Paul Krugman has turned his evil pen on new York City mayoral candidate Andrew Yang. There are very few that deserve the Krugman jab but Yang is one of them.

For those who read only the first two or three of paragraphs of  New York Times commentaries, it doesn't often get much better than this oozing from Krugman's pen:

Will Andrew Yang, the current front-runner, become New York City’s next mayor? If he wins, would he be any good at the job? I have no idea, although I’m skeptical about the latter.
My guess is that the mayoral office needs an effective political brawler, not an intellectual, and Yang, who has never held office, owes his prominence largely to his reputation as a thought leader, someone with big ideas about economics and policy.
What I do know is that Yang’s big ideas are demonstrably wrong. Shouldn’t that be cause for concern?

For the first time ever, I really hope Krugman doesn't get ink blots on his hands and shirt.

But Krugman didn't stop with the introduction, he went on to specifically smash Yang's aggressive support for a universal basic income:

Yang’s claim to fame is his argument that we’re facing social and economic crises because rapid automation is destroying good jobs and that the solution is universal basic income — a monthly check of $1,000 to every American adult. Many people find that argument persuasive, and one can imagine a world in which both Yang’s diagnosis and his prescription would be right.

But that’s not the world we’re living in now, and there’s little indication that it’s where we’re going any time soon..

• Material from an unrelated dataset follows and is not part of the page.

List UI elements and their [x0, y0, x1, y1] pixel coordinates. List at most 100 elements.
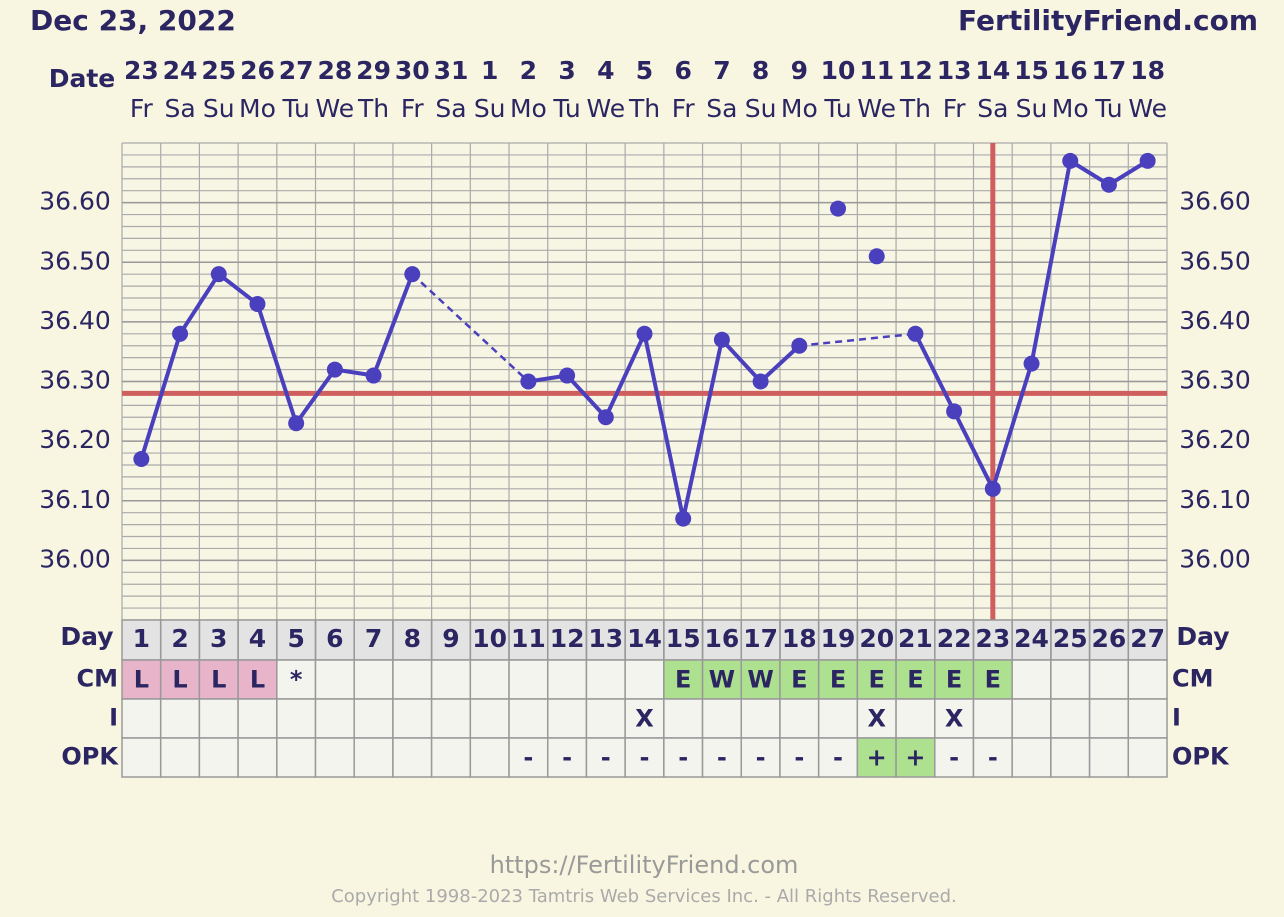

For what it’s worth, my guess is that Yang started preaching the dangers of automation without ever having looked at economic data; it was a story too good to check..

And then this:

 But even if we don’t think Yang is right about the problem, what about his solution? Is his universal basic income proposal a good idea?

No, it isn’t. It’s both too expensive to be sustainable without a very large tax increase and inadequate for Americans who really need help. I’ve done the math.

First, we really would be talking about a lot of money. The recently enacted American Rescue Plan gave most adults a one-time $1,400 payment, at a cost of $411 billion...

But the Yang proposal to pay $12,000 a year would cost more than eight times as much every year — well over $3 trillion a year, in perpetuity. 

I have eliminated the shaky arguments that Krugman makes in the column but this takedown of Yang was necessary by someone at the Queer Black Lady and I am glad Krugman stepped to the plate. 



  1. If Yang were worried about unemployment he wouldn't support the lolbertarian idea of open borders. Of course flooding the country with more third worlders, eliminating social cohesion and creating a permanent underclass is Wenzel's wet dream.

  2. It's really weird to hear Krugman warn about high taxes and spending increases almost equivalent to the entire Federal budget. I thought one of the rules of Progressivism was you don't acknowledge any limits on government spending.